# Artistry in Wood 2013



## socrbent (Mar 9, 2012)

Just a reminder to those who will be near Dayton, Ohio this weekend of the Dayton Carvers Guilds 32nd Annual Artistry in Wood on Saturday November 9 and Sunday November 10 at the Airport Expo Center, Dayton OH
3900 McCauley Dr, Vandalia Ohio. Last year was my introduction to this event. I was in total awe at the wonderful items on exhibit and offered for sale. There were carvings of all sorts from a small to large, turnings of amazing quality, unique intarsa, wooden items of all sorts, vendors of wood, tools, and other related items. several classes were offered.
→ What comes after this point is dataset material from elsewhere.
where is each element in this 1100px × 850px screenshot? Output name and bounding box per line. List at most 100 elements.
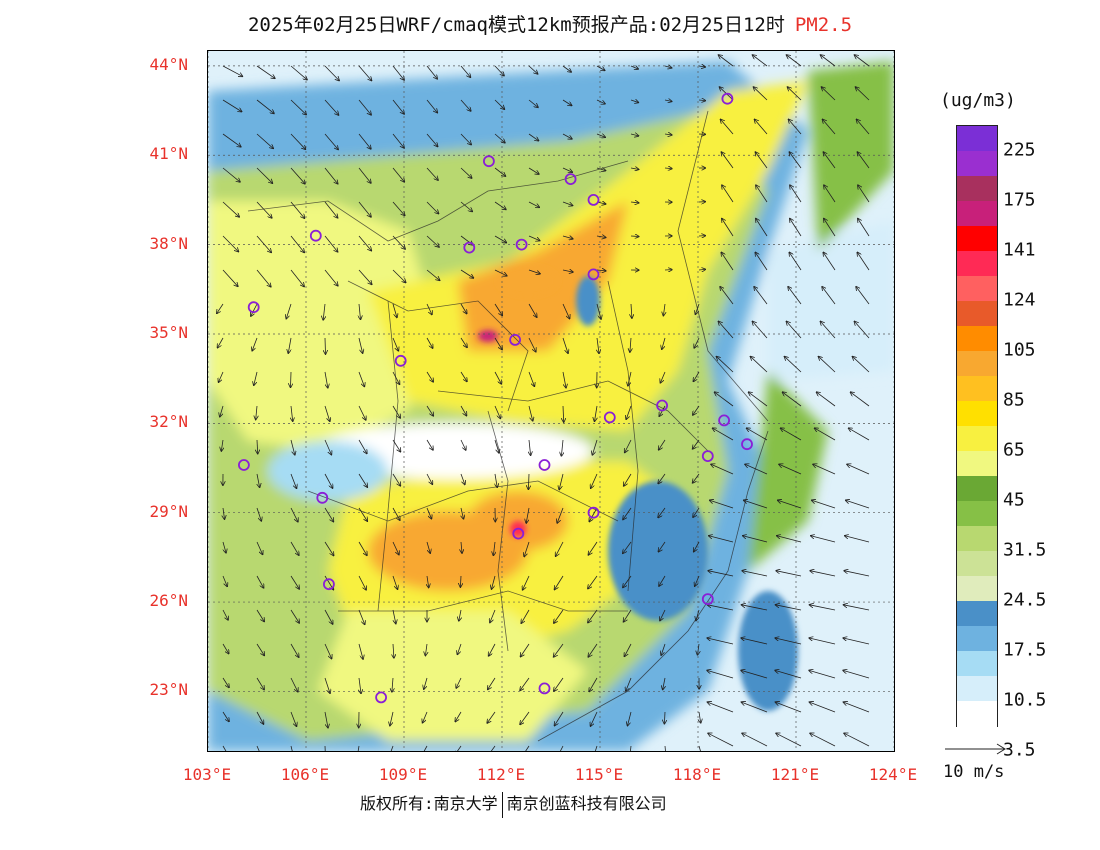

Got some good ideas for projects. I attended one on Chip Carving by Wayne Barton. Bought a very realistic carving of a colorful maple leaf my wife was wearing today and a flaming Box Elder lidded bowl. Here's some pics:
























Check this out - http://www.daytoncarvers.com/artistryinwood.html


----------



## facecarver (Oct 24, 2013)

I went this year for the first time.It's a long drive from Annapolis,Md. were I live.I drove thru the mountains of western md. and west Virginia,so that was cool.I took a lot of photos,and made two Youtube slide shows.One is posted in my blog as a link…..


----------



## socrbent (Mar 9, 2012)

Wow you sure traveled a ways. I only live 35 minutes away. Did you like the street scene figure carvings?


----------